金丝镜片的冷光下,男人身上散着淡淡的烟味,一双弯弯的桃花眼此刻冰凉刺骨,与容斐不同的冰冷气息席卷上来,又散着浅淡的笑,“现在开始,听我的。”

金朝宗抱着容斐,大步往深夜门诊处走去。

容斐疼的没力气,煞白着脸颊,没精力踢开他,只能任由金朝宗去折腾。

容斐是常来的这里的,两人一进输液室,许多人跟他打招呼,护士甚至笑眯眯的问,“帅哥又来了,这是你男朋友吗?”

容斐来不及开口,金朝宗已经笑着点头,把容斐放在输液的沙发上,像个阳光的青年,“是的,阿姨。”

护士阿姨乐呵呵道:“这孩子多辛苦啊,白天上班,晚上来输液,以后你要多多照顾他哎。”

金朝宗双手的指骨泛出青白,笑容阴郁,脱下外套的动作停了一下,继续面色如常的点头,把衣服盖在了容斐的腿上,“嗯,我一定会好好照顾他。”

容斐肤色白的透明,毫无血色,抿紧着唇侧头。

手套掀了上去,护士轻车熟路的拿起针管,盯着残留着青痕痕迹的手背,有些不忍心的问道,“容先生,要不换一只手吧。”

“不用。”容斐摇头,额角泛着冷汗,“一只手方便。

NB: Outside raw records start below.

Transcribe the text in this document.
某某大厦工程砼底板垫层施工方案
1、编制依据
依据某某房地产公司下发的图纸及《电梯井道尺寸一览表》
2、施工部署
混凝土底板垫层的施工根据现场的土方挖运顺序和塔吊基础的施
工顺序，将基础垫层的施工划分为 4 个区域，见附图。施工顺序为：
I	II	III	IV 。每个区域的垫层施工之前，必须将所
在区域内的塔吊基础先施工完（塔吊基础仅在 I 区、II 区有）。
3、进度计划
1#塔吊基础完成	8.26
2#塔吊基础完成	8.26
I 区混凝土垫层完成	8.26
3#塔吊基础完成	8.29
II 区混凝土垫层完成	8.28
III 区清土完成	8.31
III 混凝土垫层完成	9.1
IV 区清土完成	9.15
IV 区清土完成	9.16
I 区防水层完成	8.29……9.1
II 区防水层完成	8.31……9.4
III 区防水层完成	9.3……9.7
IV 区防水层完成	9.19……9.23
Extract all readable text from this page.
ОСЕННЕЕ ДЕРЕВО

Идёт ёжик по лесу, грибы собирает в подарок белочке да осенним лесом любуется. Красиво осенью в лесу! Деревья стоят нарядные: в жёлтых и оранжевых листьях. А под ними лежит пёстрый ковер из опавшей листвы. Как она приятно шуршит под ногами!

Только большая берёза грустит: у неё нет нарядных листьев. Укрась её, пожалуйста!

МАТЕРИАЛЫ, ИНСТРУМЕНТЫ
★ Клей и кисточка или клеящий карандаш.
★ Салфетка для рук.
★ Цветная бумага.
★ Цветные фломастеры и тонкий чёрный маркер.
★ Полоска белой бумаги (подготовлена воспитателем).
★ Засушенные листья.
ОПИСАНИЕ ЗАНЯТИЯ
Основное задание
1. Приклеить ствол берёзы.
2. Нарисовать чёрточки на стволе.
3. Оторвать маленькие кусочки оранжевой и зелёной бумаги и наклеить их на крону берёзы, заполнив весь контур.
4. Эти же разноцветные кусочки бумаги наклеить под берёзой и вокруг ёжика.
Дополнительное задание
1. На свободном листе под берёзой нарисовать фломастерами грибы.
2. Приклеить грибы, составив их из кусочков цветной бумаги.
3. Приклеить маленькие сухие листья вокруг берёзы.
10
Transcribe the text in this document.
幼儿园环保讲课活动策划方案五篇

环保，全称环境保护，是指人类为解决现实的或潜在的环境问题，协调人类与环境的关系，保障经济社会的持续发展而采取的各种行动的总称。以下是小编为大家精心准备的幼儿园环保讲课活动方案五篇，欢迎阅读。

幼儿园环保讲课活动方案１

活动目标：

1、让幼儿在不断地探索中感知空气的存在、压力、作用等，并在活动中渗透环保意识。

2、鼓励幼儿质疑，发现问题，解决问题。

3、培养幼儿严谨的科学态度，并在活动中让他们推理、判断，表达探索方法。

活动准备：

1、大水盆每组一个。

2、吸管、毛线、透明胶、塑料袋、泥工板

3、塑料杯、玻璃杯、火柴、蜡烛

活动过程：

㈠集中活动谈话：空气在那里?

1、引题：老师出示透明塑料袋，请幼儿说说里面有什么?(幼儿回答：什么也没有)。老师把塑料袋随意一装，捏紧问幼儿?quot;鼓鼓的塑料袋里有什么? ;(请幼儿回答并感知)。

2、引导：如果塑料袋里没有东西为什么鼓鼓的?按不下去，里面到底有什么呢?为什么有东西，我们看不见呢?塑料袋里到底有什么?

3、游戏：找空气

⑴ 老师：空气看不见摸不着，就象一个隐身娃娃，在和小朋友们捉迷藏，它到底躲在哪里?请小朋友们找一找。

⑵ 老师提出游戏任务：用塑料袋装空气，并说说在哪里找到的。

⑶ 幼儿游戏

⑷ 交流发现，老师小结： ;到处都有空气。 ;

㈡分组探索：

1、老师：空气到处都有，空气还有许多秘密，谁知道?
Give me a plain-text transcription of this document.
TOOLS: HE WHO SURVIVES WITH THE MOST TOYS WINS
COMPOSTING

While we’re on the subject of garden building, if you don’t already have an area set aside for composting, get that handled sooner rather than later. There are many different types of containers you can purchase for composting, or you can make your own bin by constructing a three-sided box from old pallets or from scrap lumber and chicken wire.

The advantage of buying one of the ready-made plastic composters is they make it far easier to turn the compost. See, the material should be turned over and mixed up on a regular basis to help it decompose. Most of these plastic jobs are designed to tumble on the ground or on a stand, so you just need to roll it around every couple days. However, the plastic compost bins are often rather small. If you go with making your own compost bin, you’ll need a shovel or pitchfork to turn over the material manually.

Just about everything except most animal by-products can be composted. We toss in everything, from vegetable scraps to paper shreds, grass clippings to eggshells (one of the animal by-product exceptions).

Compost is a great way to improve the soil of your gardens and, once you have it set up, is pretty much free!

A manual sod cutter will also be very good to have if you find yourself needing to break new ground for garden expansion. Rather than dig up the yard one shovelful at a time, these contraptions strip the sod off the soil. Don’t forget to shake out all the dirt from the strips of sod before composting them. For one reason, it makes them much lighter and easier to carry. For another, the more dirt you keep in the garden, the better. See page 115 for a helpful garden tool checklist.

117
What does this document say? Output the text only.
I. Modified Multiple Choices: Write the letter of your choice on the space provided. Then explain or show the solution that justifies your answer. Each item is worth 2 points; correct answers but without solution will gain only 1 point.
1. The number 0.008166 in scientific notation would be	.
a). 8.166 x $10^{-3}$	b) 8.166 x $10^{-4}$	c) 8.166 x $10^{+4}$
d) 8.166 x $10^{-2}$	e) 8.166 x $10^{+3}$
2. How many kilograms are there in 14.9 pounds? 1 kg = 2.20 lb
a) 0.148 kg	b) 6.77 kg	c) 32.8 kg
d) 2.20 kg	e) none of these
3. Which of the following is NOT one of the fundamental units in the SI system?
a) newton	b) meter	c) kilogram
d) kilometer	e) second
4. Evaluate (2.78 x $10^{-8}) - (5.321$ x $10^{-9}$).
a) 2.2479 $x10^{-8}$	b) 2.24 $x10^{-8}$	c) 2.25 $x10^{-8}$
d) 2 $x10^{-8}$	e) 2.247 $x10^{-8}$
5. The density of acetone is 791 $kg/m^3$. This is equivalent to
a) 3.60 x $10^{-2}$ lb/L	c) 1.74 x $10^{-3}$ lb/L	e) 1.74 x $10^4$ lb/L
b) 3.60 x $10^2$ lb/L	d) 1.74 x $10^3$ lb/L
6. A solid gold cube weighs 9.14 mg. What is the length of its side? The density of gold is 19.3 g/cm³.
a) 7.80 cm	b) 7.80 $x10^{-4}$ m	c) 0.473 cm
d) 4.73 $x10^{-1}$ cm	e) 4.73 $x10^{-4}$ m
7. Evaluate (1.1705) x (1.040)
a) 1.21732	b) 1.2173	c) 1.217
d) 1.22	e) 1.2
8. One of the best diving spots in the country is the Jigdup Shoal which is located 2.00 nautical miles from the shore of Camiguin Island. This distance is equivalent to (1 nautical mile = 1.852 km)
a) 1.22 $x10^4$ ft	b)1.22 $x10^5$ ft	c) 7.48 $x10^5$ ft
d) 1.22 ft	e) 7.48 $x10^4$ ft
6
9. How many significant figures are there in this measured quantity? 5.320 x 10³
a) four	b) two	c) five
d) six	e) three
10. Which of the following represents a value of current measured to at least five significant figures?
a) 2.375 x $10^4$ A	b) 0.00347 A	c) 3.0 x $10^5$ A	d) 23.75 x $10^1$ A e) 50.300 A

”

针扎进去不过是一瞬间的疼。

终于顺利输上液,护士照例嘱咐几句,端着用具离开。

金朝宗站在挂起的药瓶边,淡淡扫了几眼,没说话。

那人一副正人君子的模样站在一边,慢条斯理的回眸,看着红着耳朵的容斐,浅棕的眸子闪着几分无措,无论多久,小狐狸藏起来的尾巴还是会被揪出来。

就像当初,他发现容斐喜欢自己一样的波折。

容斐躲了几年,本以为这段时间深夜来输液,是最安全的。

容斐自暴自弃的闭上眼,眼尾带出下垂的弧度,仓促的躲开金朝宗的视线,心底咣当一下,彻底是要被知道了。

银白的发丝散在肩头,棕色的卫衣帽半盖在头上,模样骄矜,美的似一幅年少时期爱看的漫画主人公,故事里脆弱又美丽的病美人。

小小的房间里散着食物的香味,加班的工作人员,端着夜宵走过。

金朝宗拉过一个刚刚空闲下来的塑料椅,坐在他旁边,认真的看了几分钟容斐,发现他眼睫微颤着并没有睡着,手指往上拉了拉漫不经心的问:“晚上吃饭了吗?”

“金朝宗,你什么时候走?”容斐睁开了眼眸,嗓音略微透着冷淡伪装,拒人于千里之外的模样,却不知自己想眸子中表现出来了想让他留下的期待,散发着孤寂感,极为细致入微的小动作。